Due to life circumstances, non-medical personnel many times accumulate a considerable amount of specific health related knowledge. This is the case with Chilean Agronomist Pablo Opazo who has experienced extremely challenging tribulations related to the health of his children for more than a decade.

Of particular concern to Pablo Opazo is the use of methylphenidate (well known by its brand name Ritalin) to treat children diagnosed with ADD and ADHD. As a father, he believes that there is an inconsiderate use of this drug and that more emphasis should be given to nutritional issues as well as to behavioral factors like physical exercise. This has led him to thoroughly research the relationship between different types of fatty acids and brain-health.

Pablo Opazo has developed a program to help children phase-off this potent central nervous system stimulant derived from amphetamine.
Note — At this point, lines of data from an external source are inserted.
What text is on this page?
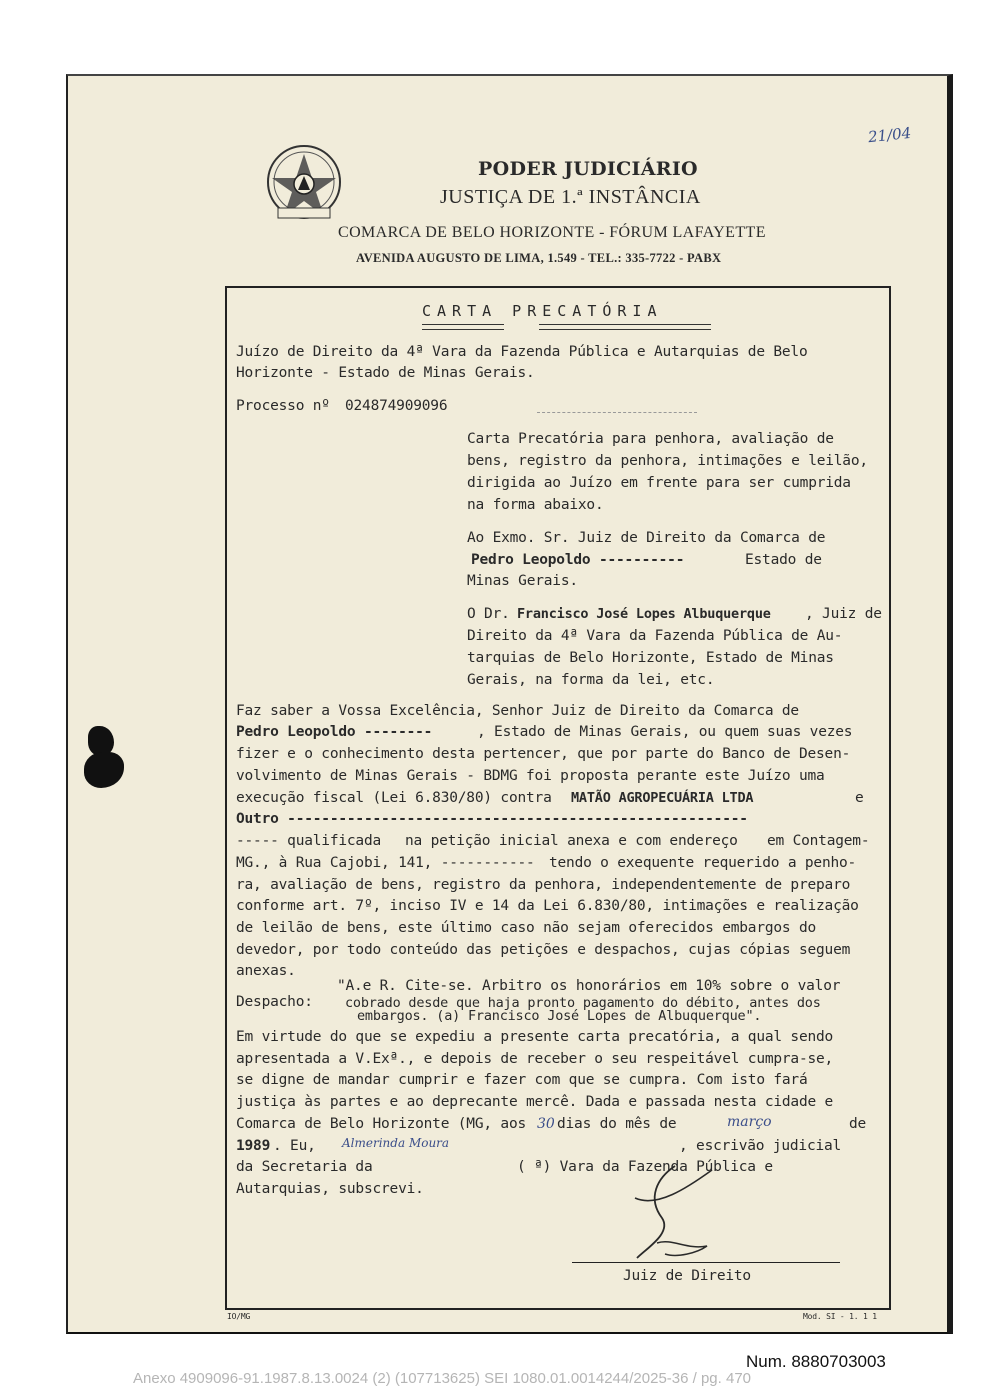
PODER JUDICIÁRIO
JUSTIÇA DE 1.ª INSTÂNCIA
COMARCA DE BELO HORIZONTE - FÓRUM LAFAYETTE
AVENIDA AUGUSTO DE LIMA, 1.549 - TEL.: 335-7722 - PABX
21/04
CARTA PRECATÓRIA
Juízo de Direito da 4ª Vara da Fazenda Pública e Autarquias de Belo
Horizonte - Estado de Minas Gerais.
Processo nº 024874909096
Carta Precatória para penhora, avaliação de
bens, registro da penhora, intimações e leilão,
dirigida ao Juízo em frente para ser cumprida
na forma abaixo.
Ao Exmo. Sr. Juiz de Direito da Comarca de
Pedro Leopoldo ----------	Estado de
Minas Gerais.
O Dr. Francisco José Lopes Albuquerque , Juiz de
Direito da 4ª Vara da Fazenda Pública de Au-
tarquias de Belo Horizonte, Estado de Minas
Gerais, na forma da lei, etc.
Faz saber a Vossa Excelência, Senhor Juiz de Direito da Comarca de
Pedro Leopoldo --------	, Estado de Minas Gerais, ou quem suas vezes
fizer e o conhecimento desta pertencer, que por parte do Banco de Desen-
volvimento de Minas Gerais - BDMG foi proposta perante este Juízo uma
execução fiscal (Lei 6.830/80) contra MATÃO AGROPECUÁRIA LTDA	e
Outro ------------------------------------------------------
----- qualificada na petição inicial anexa e com endereço em Contagem-
MG., à Rua Cajobi, 141, ----------- tendo o exequente requerido a penho-
ra, avaliação de bens, registro da penhora, independentemente de preparo
conforme art. 7º, inciso IV e 14 da Lei 6.830/80, intimações e realização
de leilão de bens, este último caso não sejam oferecidos embargos do
devedor, por todo conteúdo das petições e despachos, cujas cópias seguem
anexas.
Despacho:
"A.e R. Cite-se. Arbitro os honorários em 10% sobre o valor
cobrado desde que haja pronto pagamento do débito, antes dos
embargos. (a) Francisco José Lopes de Albuquerque".
Em virtude do que se expediu a presente carta precatória, a qual sendo
apresentada a V.Exª., e depois de receber o seu respeitável cumpra-se,
se digne de mandar cumprir e fazer com que se cumpra. Com isto fará
justiça às partes e ao deprecante mercê. Dada e passada nesta cidade e
Comarca de Belo Horizonte (MG, aos 30 dias do mês de	março	de
1989 . Eu, Almerinda Moura	, escrivão judicial
da Secretaria da	( ª) Vara da Fazenda Pública e
Autarquias, subscrevi.
Juiz de Direito
IO/MG	Mod. SI - 1. 1 1
Num. 8880703003
Anexo 4909096-91.1987.8.13.0024 (2) (107713625) SEI 1080.01.0014244/2025-36 / pg. 470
The modular program, which is accompanied by instructional manuals and videos, makes use of fatty acid nutritional supplements in combination with a series of behavioral therapeutic exercises.

Pablo Opazo is now working in two high-risk public primary schools (grades 1-6) in extremely poor areas in Chile. One is in a isolated rural mountain area of the IV region where the preventive model is being applied to 56 children. The other is in Puente Alto, a marginal neighborhood of Santiago with many social problems (family violence, drugs, unemployment, etc.) where the model is being applied to more than 300 children. The teachers in the schools have given very positive feedback saying that the children have greater concentration, are more attentive and obedient, have increased the level of complexity in their studies and most importantly, seem happier.

The Foundation for Alternative and Integrative Medicine (FAIM) is commitment to help the public find simple, inexpensive and non-toxic solutions to health problems. With a primary concern for the health of children, FAIM pursues these offbeat roads to gather data to objectively study such claims of a non-drug answer to this problem.